For brides-to-be who can't wait even four weeks, David's Bridal, the largest U.S. bridal chain, was already trumpeting a strapless look from Oleg Cassini, paired with a lacey bolero jacket, on its website as an already available stand-in as it scrambled to push out modified knockoffs of the real thing to stores by September.
Meanwhile, the television home-shopping channel QVC said shoppers will be able to pre-order earrings inspired by the diamond drops worn by Middleton as early as Monday night. The piece, which will sell for under $50 and was created by Kenneth Jay Lane, will be available to shoppers in two months.
Middleton, now the Duchess of Cambridge, didn't break new fashion trends on Friday, but fashion experts say her elegant understated look, which featured a V-neck intricate lace bodice, is expected to bring back a new era of classic wedding dressing that was just starting to re-emerge in designers' collections.
In particular, her dress should spur a demand for lacey sleeves in all special-occasion wear and reverse the sexy strapless gowns that have been popular for several years. Many experts say that the Middleton's gown, designed by Sarah Burton of Alexander McQueen's fashion house, even paid homage to what film star Grace Kelly wore on her wedding day to the Prince Rainier of Monaco more than 50 years ago.
More importantly, fashion industry experts like Brian Beitler, chief marketing officer of David's Bridal, believe Middleton could re-energize the wedding industry, which has been hurt by the Great Recession as shoppers focused more on expense-cutting and less on the fairy tale.
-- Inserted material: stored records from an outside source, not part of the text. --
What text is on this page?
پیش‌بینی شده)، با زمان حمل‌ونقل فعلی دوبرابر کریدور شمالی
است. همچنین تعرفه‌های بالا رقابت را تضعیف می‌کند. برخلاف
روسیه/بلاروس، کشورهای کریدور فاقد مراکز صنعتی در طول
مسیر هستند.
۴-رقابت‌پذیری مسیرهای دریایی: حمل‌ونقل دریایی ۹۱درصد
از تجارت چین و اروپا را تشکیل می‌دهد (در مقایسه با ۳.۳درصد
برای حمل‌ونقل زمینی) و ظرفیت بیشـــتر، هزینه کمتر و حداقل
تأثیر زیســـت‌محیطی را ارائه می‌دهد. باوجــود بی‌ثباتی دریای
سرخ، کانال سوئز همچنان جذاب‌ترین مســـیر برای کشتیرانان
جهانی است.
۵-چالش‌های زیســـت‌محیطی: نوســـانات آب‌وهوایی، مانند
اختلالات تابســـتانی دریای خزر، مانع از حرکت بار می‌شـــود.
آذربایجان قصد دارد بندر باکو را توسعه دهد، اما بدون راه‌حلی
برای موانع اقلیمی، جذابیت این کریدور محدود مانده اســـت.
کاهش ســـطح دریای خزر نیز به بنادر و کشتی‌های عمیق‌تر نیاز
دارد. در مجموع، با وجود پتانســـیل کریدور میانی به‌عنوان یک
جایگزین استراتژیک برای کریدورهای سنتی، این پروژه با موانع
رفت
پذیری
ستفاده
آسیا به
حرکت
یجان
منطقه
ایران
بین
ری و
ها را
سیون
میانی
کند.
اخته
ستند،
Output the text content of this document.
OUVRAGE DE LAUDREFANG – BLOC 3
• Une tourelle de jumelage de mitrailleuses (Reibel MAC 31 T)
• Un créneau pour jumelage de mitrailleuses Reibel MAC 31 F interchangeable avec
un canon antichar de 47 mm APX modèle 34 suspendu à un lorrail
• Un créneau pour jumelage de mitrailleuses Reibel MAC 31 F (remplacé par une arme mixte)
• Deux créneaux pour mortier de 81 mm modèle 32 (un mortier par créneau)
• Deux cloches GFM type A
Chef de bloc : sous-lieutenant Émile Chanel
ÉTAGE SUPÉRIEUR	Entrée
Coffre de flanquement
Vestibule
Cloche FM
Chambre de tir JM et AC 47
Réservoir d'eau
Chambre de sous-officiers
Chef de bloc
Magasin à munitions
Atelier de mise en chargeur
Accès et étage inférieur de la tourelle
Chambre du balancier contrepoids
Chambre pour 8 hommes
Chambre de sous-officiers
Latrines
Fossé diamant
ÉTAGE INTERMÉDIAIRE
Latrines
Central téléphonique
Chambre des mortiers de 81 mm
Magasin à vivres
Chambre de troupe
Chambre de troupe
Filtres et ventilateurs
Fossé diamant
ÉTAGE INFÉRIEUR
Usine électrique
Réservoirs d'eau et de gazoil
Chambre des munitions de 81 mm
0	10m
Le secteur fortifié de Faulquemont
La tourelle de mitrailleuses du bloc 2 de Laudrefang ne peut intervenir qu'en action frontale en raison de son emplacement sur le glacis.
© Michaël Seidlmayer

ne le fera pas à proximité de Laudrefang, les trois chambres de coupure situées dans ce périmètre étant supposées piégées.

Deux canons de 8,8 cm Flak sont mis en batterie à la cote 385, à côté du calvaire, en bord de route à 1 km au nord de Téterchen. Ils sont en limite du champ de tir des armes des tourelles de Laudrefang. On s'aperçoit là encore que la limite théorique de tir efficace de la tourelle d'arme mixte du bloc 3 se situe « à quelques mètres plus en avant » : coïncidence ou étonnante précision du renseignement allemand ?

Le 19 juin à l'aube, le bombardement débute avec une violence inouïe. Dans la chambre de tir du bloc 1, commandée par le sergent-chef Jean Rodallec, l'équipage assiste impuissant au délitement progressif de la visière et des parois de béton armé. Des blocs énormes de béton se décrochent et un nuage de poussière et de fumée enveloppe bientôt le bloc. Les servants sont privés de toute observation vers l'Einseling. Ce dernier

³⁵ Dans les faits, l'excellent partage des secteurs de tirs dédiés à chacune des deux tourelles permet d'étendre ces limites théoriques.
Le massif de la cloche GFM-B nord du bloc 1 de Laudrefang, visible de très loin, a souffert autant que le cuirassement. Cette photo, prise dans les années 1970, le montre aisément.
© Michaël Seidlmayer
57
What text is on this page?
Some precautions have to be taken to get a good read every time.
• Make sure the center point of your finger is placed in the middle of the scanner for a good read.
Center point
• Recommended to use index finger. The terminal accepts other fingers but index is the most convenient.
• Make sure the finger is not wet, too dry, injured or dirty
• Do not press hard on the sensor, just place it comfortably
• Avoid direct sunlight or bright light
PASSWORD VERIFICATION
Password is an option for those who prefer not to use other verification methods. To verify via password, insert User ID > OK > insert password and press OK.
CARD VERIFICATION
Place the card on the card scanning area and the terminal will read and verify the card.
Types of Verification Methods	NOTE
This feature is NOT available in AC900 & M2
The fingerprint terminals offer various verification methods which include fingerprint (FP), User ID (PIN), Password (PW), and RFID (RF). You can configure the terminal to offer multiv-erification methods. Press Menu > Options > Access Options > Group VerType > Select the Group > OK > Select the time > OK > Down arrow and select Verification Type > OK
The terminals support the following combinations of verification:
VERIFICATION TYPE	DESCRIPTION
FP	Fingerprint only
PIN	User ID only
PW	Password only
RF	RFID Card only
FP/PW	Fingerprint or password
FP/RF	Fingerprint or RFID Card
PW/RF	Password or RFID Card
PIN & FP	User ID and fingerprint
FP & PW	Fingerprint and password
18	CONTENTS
"I thought it was going to be over the top, but it was more about simplicity and elegance," said Allen Schwartz, co-owner of A.B.S., which is known for pumping out copies of celebrity dresses. "This is Grace Kelly revisited. This is iconic. She will have a huge impact in fashion. She will be the new 'It' girl."
Schwartz, who started sketching as soon as the gown was revealed on TV, said his team arrived at 5:30 a.m. at his Los Angeles showroom, ready to cut the pattern. He unveiled the gown at a charity gala on Friday night and on Saturday, one of his A.B.S stores in the area was expected to have a sample on display for customers. The gowns, which will be produced in local factories, should be in department stores by late June. They will retail for $900.
"Every bride wants to look like her," said Shala Moradi, lead designer for family-owned Faviana, a special occasion and wedding dress design company based in New York. "This is going to be the No. 1 dress for the bridal line."
Faviana is expected to finish a prototype by Monday and will either send the sample to one of its factories in China or have it made domestically. The company's version will be in stores within the next eight to 10 weeks. Already, she said, a number of department stores have been calling about when they would receive shipments.